Kamis, 17 September 2015

Mahasiswa Bidik Misi, Implementasi Tri Dharma Perguruan Tinggi Minat Berprestasi dan Organisasi




Mahasiswa Bidik Misi, Implementasi Tri Dharma Perguruan Tinggi Minat Berprestasi dan Organisasi
Oleh : Nuryanti
            Beasiswa Bidik misi adalah beasiswa unggulan dari pemerintah Indonesia. Dana APBN banyak dialokasikan untuk membiayai beasiswa ini. Dari tahun ke tahun jumlah penerima Beasiswa Bidik misi semakin bertambah. Beasiswa ini sejatinya dianggarkan untuk membiayai pelajar yang pintar dan mengalami kesulitan ekonomi akibat kemiskinan.

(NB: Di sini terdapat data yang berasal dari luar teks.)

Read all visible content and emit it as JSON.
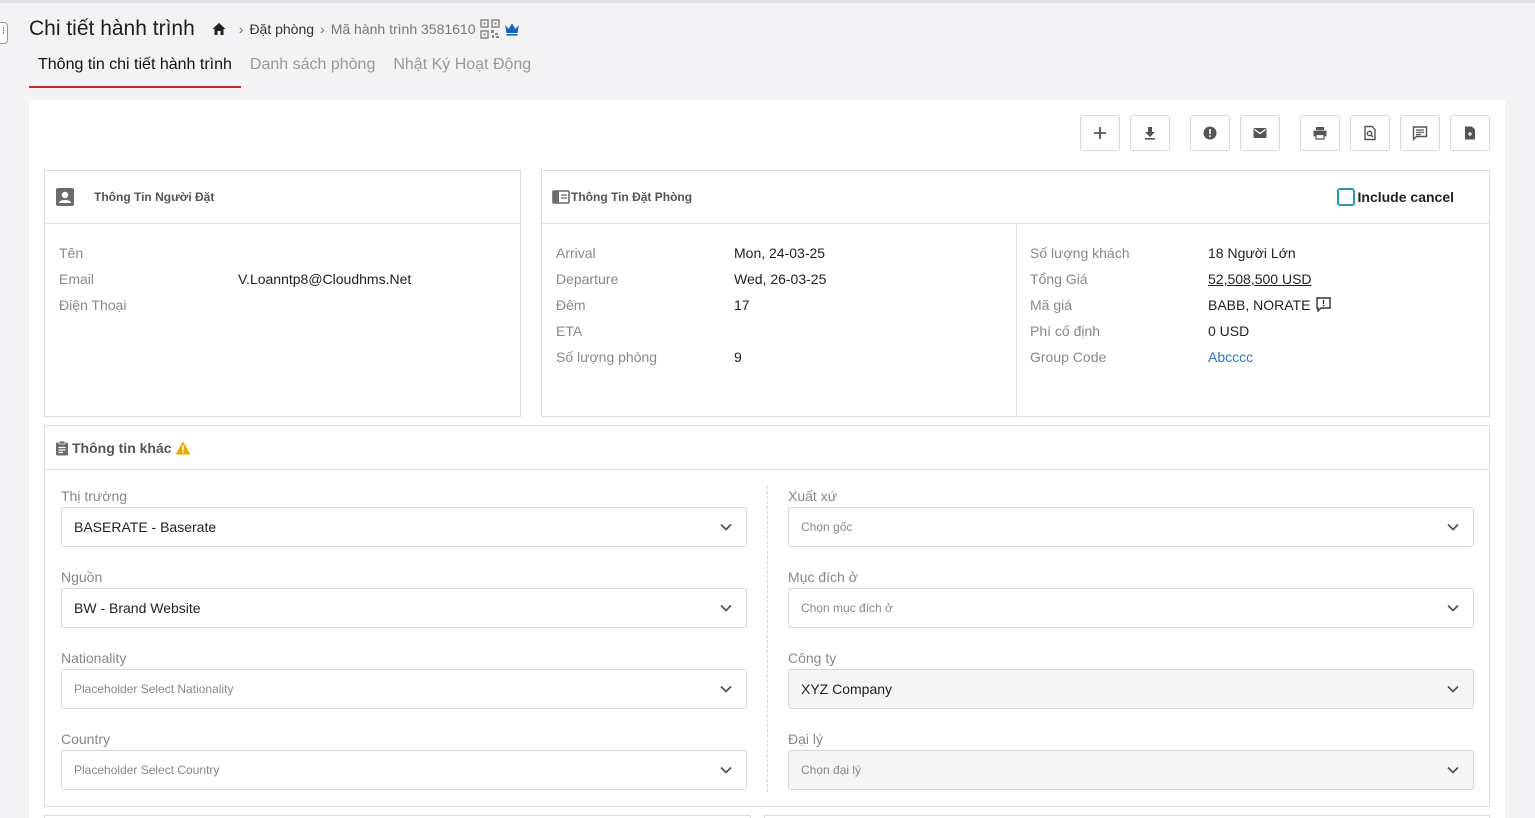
{
  "header": {
    "title": "Chi tiết hành trình",
    "breadcrumb_link": "Đặt phòng",
    "breadcrumb_current": "Mã hành trình 3581610"
  },
  "tabs": [
    {
      "label": "Thông tin chi tiết hành trình",
      "active": true
    },
    {
      "label": "Danh sách phòng",
      "active": false
    },
    {
      "label": "Nhật Ký Hoạt Động",
      "active": false
    }
  ],
  "toolbar": {
    "icons": [
      "plus-icon",
      "download-icon",
      "alert-icon",
      "mail-icon",
      "print-icon",
      "preview-icon",
      "comment-icon",
      "document-icon"
    ]
  },
  "booker": {
    "title": "Thông Tin Người Đặt",
    "rows": [
      {
        "label": "Tên",
        "value": ""
      },
      {
        "label": "Email",
        "value": "V.Loanntp8@Cloudhms.Net"
      },
      {
        "label": "Điện Thoại",
        "value": ""
      }
    ]
  },
  "booking": {
    "title": "Thông Tin Đặt Phòng",
    "include_cancel_label": "Include cancel",
    "left_rows": [
      {
        "label": "Arrival",
        "value": "Mon, 24-03-25"
      },
      {
        "label": "Departure",
        "value": "Wed, 26-03-25"
      },
      {
        "label": "Đêm",
        "value": "17"
      },
      {
        "label": "ETA",
        "value": ""
      },
      {
        "label": "Số lượng phòng",
        "value": "9"
      }
    ],
    "right_rows": [
      {
        "label": "Số lượng khách",
        "value": "18 Người Lớn"
      },
      {
        "label": "Tổng Giá",
        "value": "52,508,500 USD"
      },
      {
        "label": "Mã giá",
        "value": "BABB, NORATE"
      },
      {
        "label": "Phí cố định",
        "value": "0 USD"
      },
      {
        "label": "Group Code",
        "value": "Abcccc"
      }
    ]
  },
  "other": {
    "title": "Thông tin khác",
    "left_fields": [
      {
        "label": "Thị trường",
        "value": "BASERATE - Baserate",
        "placeholder": ""
      },
      {
        "label": "Nguồn",
        "value": "BW - Brand Website",
        "placeholder": ""
      },
      {
        "label": "Nationality",
        "value": "",
        "placeholder": "Placeholder Select Nationality"
      },
      {
        "label": "Country",
        "value": "",
        "placeholder": "Placeholder Select Country"
      }
    ],
    "right_fields": [
      {
        "label": "Xuất xứ",
        "value": "",
        "placeholder": "Chọn gốc"
      },
      {
        "label": "Mục đích ở",
        "value": "",
        "placeholder": "Chọn mục đích ở"
      },
      {
        "label": "Công ty",
        "value": "XYZ Company",
        "placeholder": ""
      },
      {
        "label": "Đại lý",
        "value": "",
        "placeholder": "Chọn đại lý"
      }
    ]
  },
  "colors": {
    "accent_red": "#c62828",
    "link_blue": "#1f77d0",
    "crown_blue": "#1565c0",
    "warning": "#f0a500",
    "checkbox": "#2a9bb5"
  }
}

Diharapkan melalui ilmu pengetahuan di perguruan tinggi bisa meningkatkan kualitas manusia Indonesia menyambut Indonesia Emas 2045 nanti. 

            Namun, banyak pihak yang menyayangkan karena beasiswa ini terkadang kurang tepat sasaran. Kurang tepat sasaran dalam artian banyak penerima yang mampu secara ekonomi tapi masih saja mendaftar beasiswa bidik misi. Belum lagi dengan perilaku hedonisme dan pola hidup hura-hura yang ditampilkan mahasiswa penerima beasiswa. Misalnya saat bidik misi turun, mereka malah beli gadget terbaru atau shopping mode pakaian terbaru. Tentu hal ini menimbulkan banyak kecemburuan di kalangan mahasiswa pada umumnya. Mahasiswa bidik misi menerima banyak keistimewaan, tidak bayar biaya studi dapat biaya hidup pula.

            Tapi saya yakin, tidak sepenuhnya beasiswa salah sasaran. Mahasiswa bidik misi ada pula yang menginsyafi bahwa ada banyak orang lain di luar sana yang lebih berhak menerima beasiswa daripada dirinya. Namun jika dilogika dengan nalar, mahasiwa bidik misi pun harus berkorban terlebih dahulu untuk bisa kuliah. Kuliah gratis yang digembor-gemborkan pemerintah, bisa dikatakan belum sepenuhnya benar. Karena uang biaya hidup tidak bisa langsung cair saat pengumuman diterima di perguruan tinggi. Mahasiswa baru tidak bisa melenggang seenaknya saja, karena harus memikirkan bagaimana mencari biaya awal studi. Seperti biaya indekos, biaya makan, uang buku di awal studi dan transportasi. Mengingat beasiswa baru turun sekitar 2-3 bulan setelah kuliah aktif.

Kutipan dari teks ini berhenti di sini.